Veda etmeden önce bir şey demek istiyorum. Ben bu hikayeyi burada bırakmak istemiyorum. İlk bölümü atan ben ve şu an bunları yazan benin fikirleri değişti. O yüzden hikayeyi, karakterleri, shipleri baştan yazmak istiyorum. Adlar, olay örgüsü aynı kalır ama bazı şeyler daha detaylı daha derin yansıtmaya çalışmak, en azından  denemek istiyorum. Çok fazla hata, kopukluk var. Zaten hemen final yapma sebebimde birazda bu  düşüncemden kaynaklı.

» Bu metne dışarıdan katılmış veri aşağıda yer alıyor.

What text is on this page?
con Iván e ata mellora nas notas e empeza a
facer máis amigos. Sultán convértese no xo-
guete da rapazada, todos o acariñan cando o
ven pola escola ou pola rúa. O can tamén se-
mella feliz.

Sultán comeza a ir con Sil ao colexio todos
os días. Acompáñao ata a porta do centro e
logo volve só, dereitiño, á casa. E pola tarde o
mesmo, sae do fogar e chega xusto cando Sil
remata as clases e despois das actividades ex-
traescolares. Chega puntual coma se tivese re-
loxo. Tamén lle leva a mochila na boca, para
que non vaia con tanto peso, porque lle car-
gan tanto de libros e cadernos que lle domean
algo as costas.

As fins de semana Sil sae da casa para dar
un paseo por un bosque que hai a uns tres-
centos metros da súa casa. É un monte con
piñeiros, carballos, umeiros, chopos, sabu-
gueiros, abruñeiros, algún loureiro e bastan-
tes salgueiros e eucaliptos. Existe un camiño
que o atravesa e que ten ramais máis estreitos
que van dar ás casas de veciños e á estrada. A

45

Diğer bölümleri açıp okuduğumda çok huzursuz, kötü hissediyorum. O yüzden ara verdikten sonra kendimi hazır hissettiğimde, tabii sizde isterseniz  bir daha denemek istiyorum. Fikrim değişir belki hiç yazmam ilk hali kalır. Belki  tamamen kaldırırım. Dengesizim bu konularda. O yüzden kesin bir şeyler demek istemiyorum. Ama şu anki düşüncem baştan yazma tarafında.

Şimdi nasıl başlasam bilemedim. Her şeyin bir sonu varmış. Sanki hiç bitmeyecekmiş, hep benle olacaklar, olacakmışsınız gibi hissetmiştim. Sanırım artık veda vakti...

Bu hikayeyi yazmaya başladığım zaman hayatımın yeni bir sayfasına adım atıyordum. Öylesine bir anlık hevesle başlamıştı.  Çok fazla hatası, saçmalıkları, kopukluğu olmasına rağmen benimle bu satırlarda buluşan herkese çok teşekkür etmek istiyorum.

Bundan çok önce daha kötü denemelerim olmuştu. İyi ki hiç biri okunma almadılar.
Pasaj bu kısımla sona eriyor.